What Happened
Sovereign Labs released @sovereign-labs/mcp-proxy, an open-source governance proxy that sits between AI agents like Claude Code and MCP tool servers. It creates a tamper-evident audit trail of every tool call without requiring changes to either the agent or the server.
The proxy provides three technical guarantees. First, hash-chained receipts: every tool invocation generates a cryptographically-linked record where each receipt references the previous one, similar to blockchain commits. Modify a past receipt and the chain breaks, with verification flagging the exact sequence number that was tampered with.
Second, constraint-based loop prevention. When a tool call fails, the proxy fingerprints that failure and blocks identical subsequent calls within a configurable time window. If receipt #3 fails and receipt #4 is the same call, the proxy blocks it automatically. This prevents the common pattern of agents retrying the same broken operation in a loop.
Third, authority tracking with stable controller IDs and monotonic epoch counters. This lets you verify which controller was active during any execution and whether that authority remained valid throughout.
The receipt ledger distinguishes between successful operations, mutations (writes), blocked calls, and errors. A --verify command performs chain integrity checks across all receipts. The package runs on Node 18+, is MIT licensed, and is currently in public beta.
Why It Matters
As AI agents gain the ability to execute real actions through MCP - creating files, querying databases, calling APIs - the question of accountability becomes critical. Right now, if Claude Code makes an unexpected change via an MCP tool, you have limited forensic capability. You might see the change, but proving exactly what happened, when, and in what sequence requires digging through logs that were never designed for auditing.

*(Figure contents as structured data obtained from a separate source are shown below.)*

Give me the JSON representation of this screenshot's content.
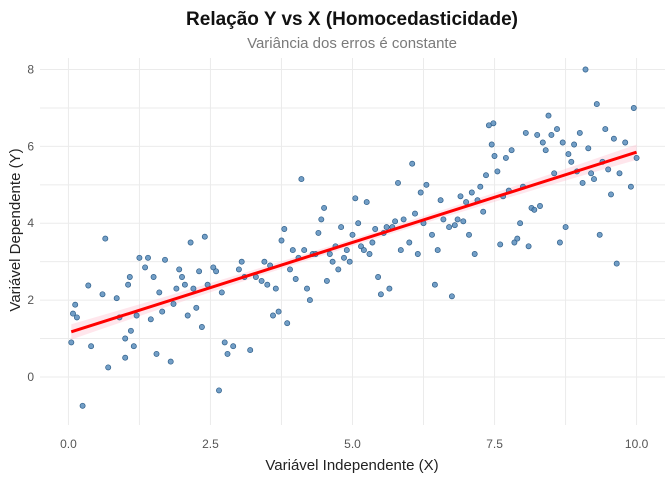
{
  "chart_data": {
    "type": "scatter",
    "title": "Relação Y vs X (Homocedasticidade)",
    "subtitle": "Variância dos erros é constante",
    "xlabel": "Variável Independente (X)",
    "ylabel": "Variável Dependente (Y)",
    "xlim": [
      -0.5,
      10.5
    ],
    "ylim": [
      -1.25,
      8.3
    ],
    "grid": true,
    "x_ticks": [
      0.0,
      2.5,
      5.0,
      7.5,
      10.0
    ],
    "x_tick_labels": [
      "0.0",
      "2.5",
      "5.0",
      "7.5",
      "10.0"
    ],
    "y_ticks": [
      0,
      2,
      4,
      6,
      8
    ],
    "y_tick_labels": [
      "0",
      "2",
      "4",
      "6",
      "8"
    ],
    "point_color": "#4f86b8",
    "line_color": "#ff0000",
    "band_color": "#ffb6c8",
    "fit": {
      "intercept": 1.15,
      "slope": 0.47,
      "band_halfwidth": 0.2
    },
    "points": [
      [
        0.05,
        0.9
      ],
      [
        0.08,
        1.65
      ],
      [
        0.12,
        1.88
      ],
      [
        0.15,
        1.55
      ],
      [
        0.25,
        -0.75
      ],
      [
        0.35,
        2.38
      ],
      [
        0.4,
        0.8
      ],
      [
        0.6,
        2.15
      ],
      [
        0.65,
        3.6
      ],
      [
        0.7,
        0.25
      ],
      [
        0.85,
        2.05
      ],
      [
        0.9,
        1.55
      ],
      [
        1.0,
        0.5
      ],
      [
        1.0,
        1.0
      ],
      [
        1.05,
        2.4
      ],
      [
        1.08,
        2.6
      ],
      [
        1.1,
        1.2
      ],
      [
        1.15,
        0.8
      ],
      [
        1.2,
        1.6
      ],
      [
        1.25,
        3.1
      ],
      [
        1.35,
        2.85
      ],
      [
        1.4,
        3.1
      ],
      [
        1.45,
        1.5
      ],
      [
        1.5,
        2.6
      ],
      [
        1.55,
        0.6
      ],
      [
        1.6,
        2.2
      ],
      [
        1.65,
        1.7
      ],
      [
        1.7,
        3.05
      ],
      [
        1.8,
        0.4
      ],
      [
        1.85,
        1.9
      ],
      [
        1.9,
        2.3
      ],
      [
        1.95,
        2.8
      ],
      [
        2.0,
        2.6
      ],
      [
        2.05,
        2.4
      ],
      [
        2.1,
        1.6
      ],
      [
        2.15,
        3.5
      ],
      [
        2.2,
        2.3
      ],
      [
        2.25,
        1.8
      ],
      [
        2.3,
        2.75
      ],
      [
        2.35,
        1.3
      ],
      [
        2.4,
        3.65
      ],
      [
        2.45,
        2.4
      ],
      [
        2.55,
        2.85
      ],
      [
        2.6,
        2.75
      ],
      [
        2.65,
        -0.35
      ],
      [
        2.7,
        2.2
      ],
      [
        2.75,
        0.9
      ],
      [
        2.8,
        0.6
      ],
      [
        2.9,
        0.8
      ],
      [
        3.0,
        2.8
      ],
      [
        3.05,
        3.0
      ],
      [
        3.1,
        2.6
      ],
      [
        3.2,
        0.7
      ],
      [
        3.3,
        2.6
      ],
      [
        3.4,
        2.5
      ],
      [
        3.45,
        3.0
      ],
      [
        3.5,
        2.4
      ],
      [
        3.55,
        2.9
      ],
      [
        3.6,
        1.6
      ],
      [
        3.65,
        2.3
      ],
      [
        3.7,
        1.7
      ],
      [
        3.75,
        3.55
      ],
      [
        3.8,
        3.85
      ],
      [
        3.85,
        1.4
      ],
      [
        3.9,
        2.8
      ],
      [
        3.95,
        3.3
      ],
      [
        4.0,
        2.55
      ],
      [
        4.05,
        3.1
      ],
      [
        4.1,
        5.15
      ],
      [
        4.15,
        3.3
      ],
      [
        4.2,
        2.3
      ],
      [
        4.25,
        2.0
      ],
      [
        4.3,
        3.2
      ],
      [
        4.35,
        3.2
      ],
      [
        4.4,
        3.75
      ],
      [
        4.45,
        4.1
      ],
      [
        4.5,
        4.4
      ],
      [
        4.55,
        2.5
      ],
      [
        4.6,
        3.2
      ],
      [
        4.65,
        3.0
      ],
      [
        4.7,
        3.4
      ],
      [
        4.75,
        2.8
      ],
      [
        4.8,
        3.9
      ],
      [
        4.85,
        3.1
      ],
      [
        4.9,
        3.3
      ],
      [
        4.95,
        3.0
      ],
      [
        5.0,
        3.7
      ],
      [
        5.05,
        4.65
      ],
      [
        5.1,
        4.0
      ],
      [
        5.15,
        3.4
      ],
      [
        5.2,
        3.3
      ],
      [
        5.25,
        4.55
      ],
      [
        5.3,
        3.2
      ],
      [
        5.35,
        3.5
      ],
      [
        5.4,
        3.85
      ],
      [
        5.45,
        2.6
      ],
      [
        5.5,
        2.15
      ],
      [
        5.55,
        3.75
      ],
      [
        5.6,
        3.9
      ],
      [
        5.65,
        2.3
      ],
      [
        5.7,
        3.9
      ],
      [
        5.75,
        4.05
      ],
      [
        5.8,
        5.05
      ],
      [
        5.85,
        3.3
      ],
      [
        5.9,
        4.1
      ],
      [
        6.0,
        3.5
      ],
      [
        6.05,
        5.55
      ],
      [
        6.1,
        4.25
      ],
      [
        6.15,
        3.2
      ],
      [
        6.2,
        4.8
      ],
      [
        6.25,
        4.0
      ],
      [
        6.3,
        5.0
      ],
      [
        6.4,
        3.7
      ],
      [
        6.45,
        2.4
      ],
      [
        6.5,
        3.3
      ],
      [
        6.55,
        4.6
      ],
      [
        6.6,
        4.1
      ],
      [
        6.7,
        3.9
      ],
      [
        6.75,
        2.1
      ],
      [
        6.8,
        3.95
      ],
      [
        6.85,
        4.1
      ],
      [
        6.9,
        4.7
      ],
      [
        6.95,
        4.05
      ],
      [
        7.0,
        4.55
      ],
      [
        7.05,
        3.7
      ],
      [
        7.1,
        4.8
      ],
      [
        7.15,
        3.2
      ],
      [
        7.2,
        4.6
      ],
      [
        7.25,
        4.95
      ],
      [
        7.3,
        4.3
      ],
      [
        7.35,
        5.25
      ],
      [
        7.4,
        6.55
      ],
      [
        7.45,
        6.05
      ],
      [
        7.48,
        6.6
      ],
      [
        7.5,
        5.75
      ],
      [
        7.55,
        5.35
      ],
      [
        7.6,
        3.45
      ],
      [
        7.65,
        4.7
      ],
      [
        7.7,
        5.7
      ],
      [
        7.75,
        4.85
      ],
      [
        7.8,
        5.9
      ],
      [
        7.85,
        3.5
      ],
      [
        7.9,
        3.6
      ],
      [
        7.95,
        4.0
      ],
      [
        8.0,
        4.95
      ],
      [
        8.05,
        6.35
      ],
      [
        8.1,
        3.4
      ],
      [
        8.15,
        4.4
      ],
      [
        8.2,
        4.35
      ],
      [
        8.25,
        6.3
      ],
      [
        8.3,
        4.45
      ],
      [
        8.35,
        6.1
      ],
      [
        8.4,
        5.9
      ],
      [
        8.45,
        6.8
      ],
      [
        8.5,
        6.3
      ],
      [
        8.55,
        5.3
      ],
      [
        8.6,
        6.45
      ],
      [
        8.65,
        3.5
      ],
      [
        8.7,
        6.1
      ],
      [
        8.75,
        3.9
      ],
      [
        8.8,
        5.8
      ],
      [
        8.85,
        5.6
      ],
      [
        8.9,
        6.05
      ],
      [
        8.95,
        5.35
      ],
      [
        9.0,
        6.35
      ],
      [
        9.05,
        5.05
      ],
      [
        9.1,
        8.0
      ],
      [
        9.15,
        5.95
      ],
      [
        9.2,
        5.3
      ],
      [
        9.25,
        5.15
      ],
      [
        9.3,
        7.1
      ],
      [
        9.35,
        3.7
      ],
      [
        9.4,
        5.6
      ],
      [
        9.45,
        6.45
      ],
      [
        9.5,
        5.4
      ],
      [
        9.55,
        4.75
      ],
      [
        9.6,
        6.2
      ],
      [
        9.65,
        2.95
      ],
      [
        9.7,
        5.3
      ],
      [
        9.8,
        6.1
      ],
      [
        9.9,
        4.95
      ],
      [
        9.95,
        7.0
      ],
      [
        10.0,
        5.7
      ]
    ]
  }
}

The loop prevention feature addresses a practical pain point. Anyone who has watched an AI agent retry a failing database query or API call dozens of times knows this costs real money and sometimes causes real damage. Automatic deduplication of failed calls is a sensible default that should arguably be built into MCP itself.
For teams deploying AI agents in production or regulated environments, the tamper-evident chain provides a verifiable record that no one - not the agent, not an operator - can silently alter after the fact.
Our Take
This is infrastructure that the MCP ecosystem needs but is not getting from Anthropic directly. The Model Context Protocol specification defines how agents talk to tools, but says nothing about auditing, rate limiting, or loop prevention. Those are left as exercises for the deployer.
The hash-chain approach is borrowed from well-understood cryptographic patterns. It is not novel, but applying it to MCP tool calls is smart and timely. The fact that it works as a transparent proxy - requiring zero changes to existing agents or servers - makes adoption realistic.
The loop prevention feature is arguably more immediately useful than the audit trail. Failed tool calls that repeat in a loop are one of the most common and costly failure modes in agentic workflows. Having that blocked at the proxy layer, rather than hoping the agent figures it out, is a meaningful improvement.
If you are running MCP servers in any environment where you need to answer the question "what did the AI agent actually do," this proxy is worth evaluating. It is still in beta, so expect rough edges. But the core design is sound, and the MIT license means you can fork it if needed.